Jusqu’ici en effet ce brillant technocrate, après avoir été secrétaire général du RPR à partir de 1988 et jusqu’en 1995 où, ministre des Affaires étrangères de Balladur il devint Premier ministre de Jacques Chirac, avec l’adoubement de Giscard d’Estaing, tout lui avait toujours réussi. Son problème, à partir de 1997, ce n’avait pas été seulement l’opinion populaire qui l’exècre et que lui-même dédaigne, ce sont tout simplement "les relations personnelles" où ce fort en thème se révèle un cancre. Il l’a d’ailleurs reconnu devant son juge, la présidente Catherine Pierce. En fait son ascension du secrétariat général du RPR jusqu’à la présidence de l’UMP s’est toujours effectuée dans le sillage et sous la protection de l’actuel chef de l’État.

Si l’on en croit ses déclarations, M. Juppé ne savait même pas que sa secrétaire personnelle, Mme Claude Le Corff, était prise en charge par une entreprise privée. Il était peut-être un innocent puisqu’il l’affirme, mais alors il était un niais. Comment le peuple français pourrait-il faire confiance à un pareil naïf pour conduire sinon la barque de l’État un jour, du moins le radeau de la droite d’aujourd’hui ?

Dans un rôle de clown auquel il n’est pas habitué, M. Juppé a même fait rire l’assistance du Tribunal de Nanterre.

Il faudra bien se souvenir de cette passe judiciaire.

Devant les Tribunaux, nul ne peut invoquer sa propre turpitude. C’est une règle qui remonte au droit romain.

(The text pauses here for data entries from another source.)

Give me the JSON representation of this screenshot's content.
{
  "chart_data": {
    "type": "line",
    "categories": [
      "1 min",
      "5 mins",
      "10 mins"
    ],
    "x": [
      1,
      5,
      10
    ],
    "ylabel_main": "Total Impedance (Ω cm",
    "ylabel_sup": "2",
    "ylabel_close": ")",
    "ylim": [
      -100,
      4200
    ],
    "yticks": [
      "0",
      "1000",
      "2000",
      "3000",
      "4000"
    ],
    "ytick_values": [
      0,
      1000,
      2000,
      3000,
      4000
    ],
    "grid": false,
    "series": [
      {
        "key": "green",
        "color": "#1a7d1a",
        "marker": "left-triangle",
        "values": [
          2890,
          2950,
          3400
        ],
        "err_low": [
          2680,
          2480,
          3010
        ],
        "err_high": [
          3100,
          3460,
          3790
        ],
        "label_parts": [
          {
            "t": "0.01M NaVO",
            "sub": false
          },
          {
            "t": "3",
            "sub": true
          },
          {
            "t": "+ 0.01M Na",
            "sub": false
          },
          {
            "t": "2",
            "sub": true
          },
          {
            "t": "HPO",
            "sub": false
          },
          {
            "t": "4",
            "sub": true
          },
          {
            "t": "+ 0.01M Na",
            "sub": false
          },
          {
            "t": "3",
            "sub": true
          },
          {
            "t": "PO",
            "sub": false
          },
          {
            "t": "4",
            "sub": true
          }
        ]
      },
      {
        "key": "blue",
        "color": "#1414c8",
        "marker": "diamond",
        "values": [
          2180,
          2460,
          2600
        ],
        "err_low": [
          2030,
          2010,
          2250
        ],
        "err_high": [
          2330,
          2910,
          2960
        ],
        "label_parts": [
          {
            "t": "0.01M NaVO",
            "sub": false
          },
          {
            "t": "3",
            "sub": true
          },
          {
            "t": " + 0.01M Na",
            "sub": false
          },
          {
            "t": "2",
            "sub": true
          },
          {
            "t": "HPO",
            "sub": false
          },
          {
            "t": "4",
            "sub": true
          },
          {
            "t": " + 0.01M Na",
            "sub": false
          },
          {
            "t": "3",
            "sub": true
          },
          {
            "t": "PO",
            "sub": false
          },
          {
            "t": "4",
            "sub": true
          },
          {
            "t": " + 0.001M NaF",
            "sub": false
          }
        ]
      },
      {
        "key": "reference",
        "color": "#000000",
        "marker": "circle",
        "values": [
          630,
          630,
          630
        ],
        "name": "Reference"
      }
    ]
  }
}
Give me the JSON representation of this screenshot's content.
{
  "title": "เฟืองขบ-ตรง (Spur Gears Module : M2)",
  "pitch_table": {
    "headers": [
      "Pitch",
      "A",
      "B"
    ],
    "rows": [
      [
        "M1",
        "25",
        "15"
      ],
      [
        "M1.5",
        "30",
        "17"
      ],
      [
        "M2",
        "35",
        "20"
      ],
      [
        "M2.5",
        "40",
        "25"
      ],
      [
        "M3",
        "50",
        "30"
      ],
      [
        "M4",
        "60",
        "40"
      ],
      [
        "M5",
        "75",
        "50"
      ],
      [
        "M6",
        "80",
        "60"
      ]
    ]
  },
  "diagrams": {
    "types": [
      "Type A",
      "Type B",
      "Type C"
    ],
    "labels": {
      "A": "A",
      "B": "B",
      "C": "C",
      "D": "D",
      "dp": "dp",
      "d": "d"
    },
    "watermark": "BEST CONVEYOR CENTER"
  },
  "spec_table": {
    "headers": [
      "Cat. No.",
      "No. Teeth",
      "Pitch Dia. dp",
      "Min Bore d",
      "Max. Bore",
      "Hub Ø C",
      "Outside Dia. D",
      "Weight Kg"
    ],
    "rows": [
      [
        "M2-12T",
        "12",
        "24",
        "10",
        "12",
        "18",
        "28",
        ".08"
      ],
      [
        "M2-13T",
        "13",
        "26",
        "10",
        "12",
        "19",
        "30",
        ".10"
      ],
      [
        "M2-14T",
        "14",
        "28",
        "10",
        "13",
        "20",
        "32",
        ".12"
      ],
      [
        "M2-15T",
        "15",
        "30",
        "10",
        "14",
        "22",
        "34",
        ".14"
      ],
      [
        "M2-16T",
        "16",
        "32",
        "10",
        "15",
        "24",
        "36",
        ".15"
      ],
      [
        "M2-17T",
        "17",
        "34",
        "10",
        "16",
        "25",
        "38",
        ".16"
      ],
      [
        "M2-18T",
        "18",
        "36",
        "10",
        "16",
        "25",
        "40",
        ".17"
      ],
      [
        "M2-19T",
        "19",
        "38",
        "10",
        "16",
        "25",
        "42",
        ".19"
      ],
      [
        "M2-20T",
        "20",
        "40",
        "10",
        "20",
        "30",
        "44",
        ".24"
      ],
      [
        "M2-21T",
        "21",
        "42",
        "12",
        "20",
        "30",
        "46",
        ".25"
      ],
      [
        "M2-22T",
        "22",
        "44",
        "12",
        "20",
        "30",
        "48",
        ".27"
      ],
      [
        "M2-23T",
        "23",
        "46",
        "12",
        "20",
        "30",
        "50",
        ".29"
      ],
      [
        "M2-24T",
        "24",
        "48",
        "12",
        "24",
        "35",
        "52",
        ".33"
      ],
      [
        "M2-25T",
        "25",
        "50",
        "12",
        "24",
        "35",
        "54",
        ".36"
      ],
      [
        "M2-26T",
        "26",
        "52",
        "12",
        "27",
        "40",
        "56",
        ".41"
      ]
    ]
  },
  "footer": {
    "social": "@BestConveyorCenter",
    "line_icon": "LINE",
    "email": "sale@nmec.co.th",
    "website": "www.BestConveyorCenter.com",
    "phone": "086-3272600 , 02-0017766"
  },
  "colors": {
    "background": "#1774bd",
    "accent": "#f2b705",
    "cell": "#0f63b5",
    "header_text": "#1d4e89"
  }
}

Devant le Peuple, il serait logique de ne pouvoir symétriquement invoquer sa propre sottise.

En choisissant un système de défense lui garantissant plus ou moins l’indulgence attendrie de la magistrature syndiquée, le maire de Bordeaux mériterait de se fermer à tout jamais toute perspective politique, si nous étions dans une démocratie sérieuse.

On peut craindre hélas que cette dernière hypothèse ne relève que de la virtualité.